James, who will become CEO on May 1, said the company will focus on driving revenue growth by building and bringing to market “consumer-centric” brands – including more low- and no-sugar options and drinks in emerging categories – and prioritising beverage transactions and value share over sales volume as it has in years past. This new strategy will be powered by a leaner operating model and a digitized business enterprise, he added.
Here are key takeaways from Quincey’s presentation:
The company is taking added sugar out of its drinks across the portfolio by reformulating existing beverages while preserving the taste consumers love, and by rolling out Coca-Cola Zero Sugar and other low-/no-sugar brands globally. Expanding availability of smaller packages like mini cans is another top priority.
“We’ve been very clear that for us to drive sustainable, profitable growth of our brands, we also need to encourage and enable our consumers to control added sugar consumption. We are making a very conscious effort to not just expand our portfolio, but to shape our portfolio in a very deliberate way,” James said.
James said the company supports the World Health Organization (WHO) and other public health bodies’ recommendations to keep added sugars under 10 percent of daily caloric intake and sees “exponential” growth opportunity within these recommendations.
“The Coca-Cola Company has grown to be bigger than brand Coca-Cola,” James said. “The brand Coca-Cola will always be the heart and soul of The Coca-ColaCompany, but the company has outgrown its core brand. The company needs to be bigger than our core brand.”
Coke will broaden its portfolio in five category clusters including sparkling, energy, dairy/juice/plant-based, water/enhanced water/sports drinks, and ready-to-drink coffee and teas.
“We have perhaps in the past spent more time focused on the next-largest categories, volumetrically, rather than those most on trend with consumers and that are of the greatest value to us,” James said.
The company will continue to innovate locally, he added, noting that approximately 75 percent of the company’s billion-dollar brands were created in the field. “We absolutely see the likely trajectory is accelerating our own innovation and scaling brands that are working, such as smartwater or Honest Tea,” he explained, “but also continuing to invest in smaller companies and make acquisitions to bring more billion-dollar brands into the pipeline.”

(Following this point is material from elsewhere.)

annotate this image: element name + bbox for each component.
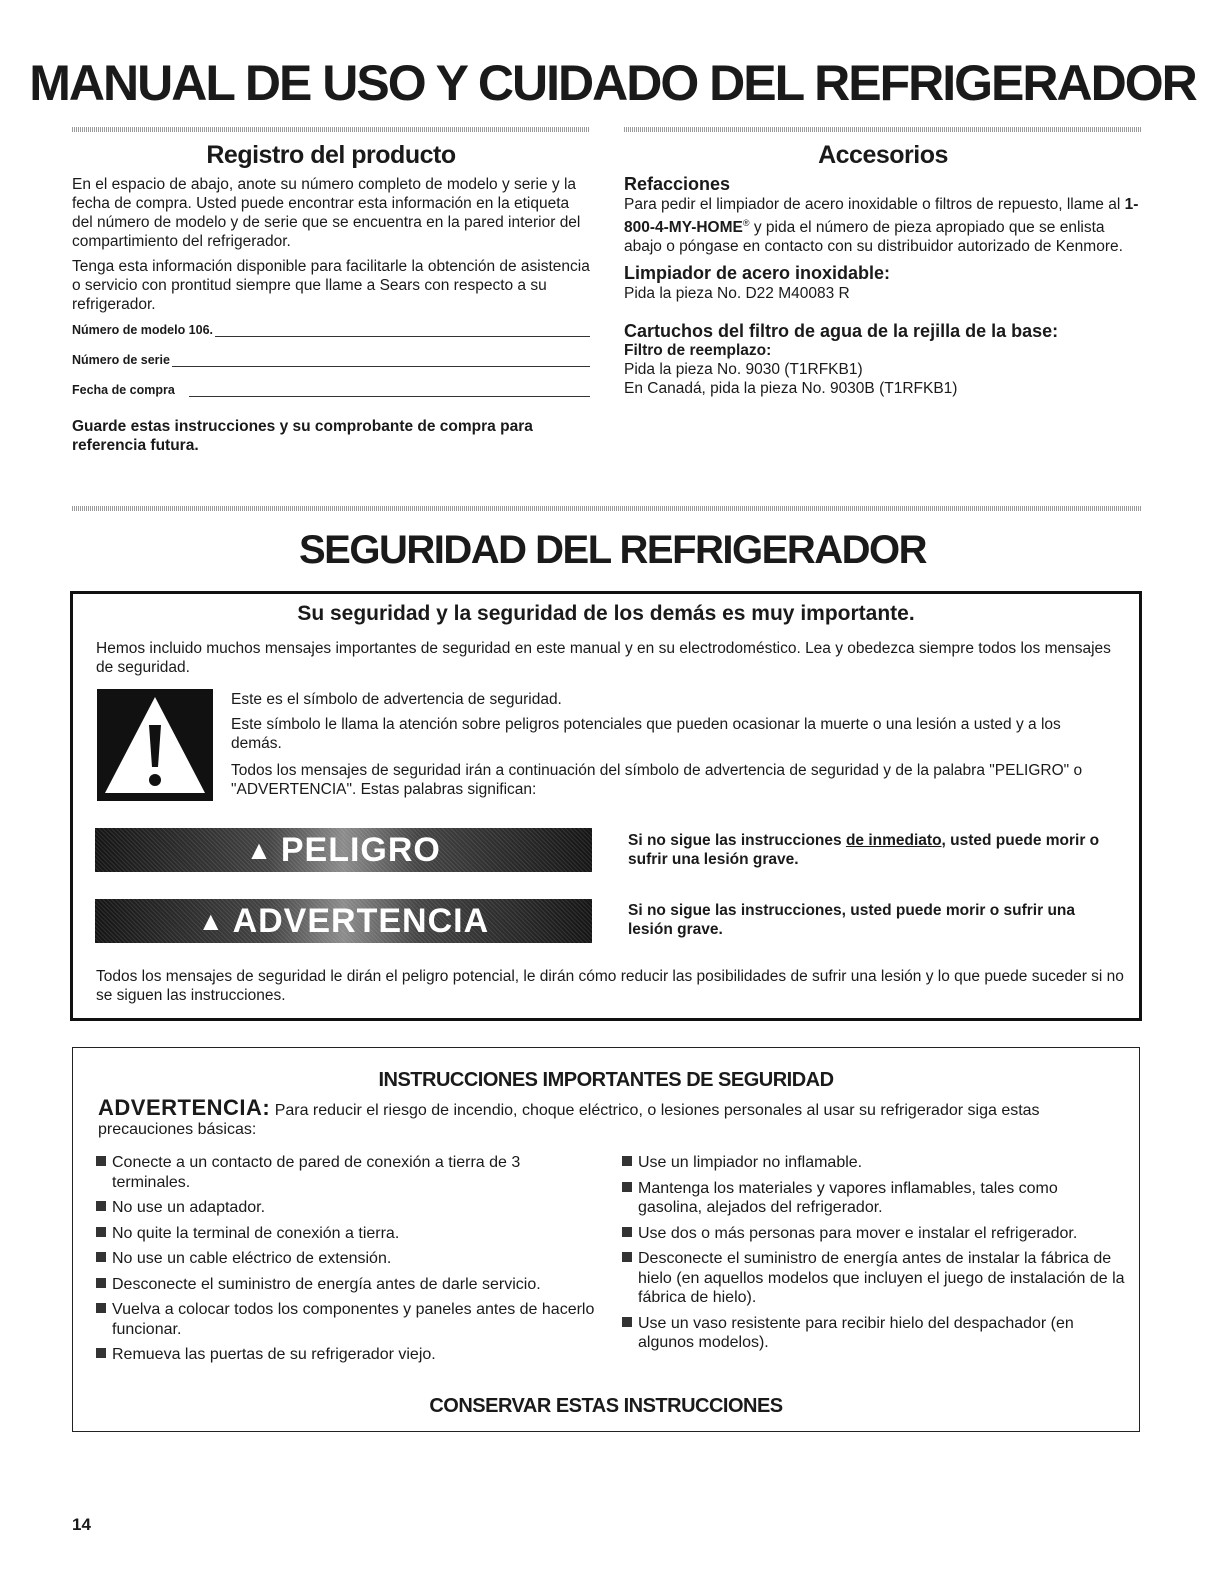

“The end is in sight,” James said of efforts to sell company-owned bottling operations around the world. “But refranchising is not an end in and of itself. It’s an enabler of greater execution. Better marketing and better execution leads to faster revenue growth.”
Key to driving this new strategy forward, James said, will be a more agile operating structure that drives quick action in the marketplace. “We will adopt more of a tech company modus operandi rather than inventing the perfect thing and taking a long time doing it. We need to get out there faster and take more risks.”
He concluded, “The net result is intended to drive the growth strategy – to grow the top line and improve our operating margin.”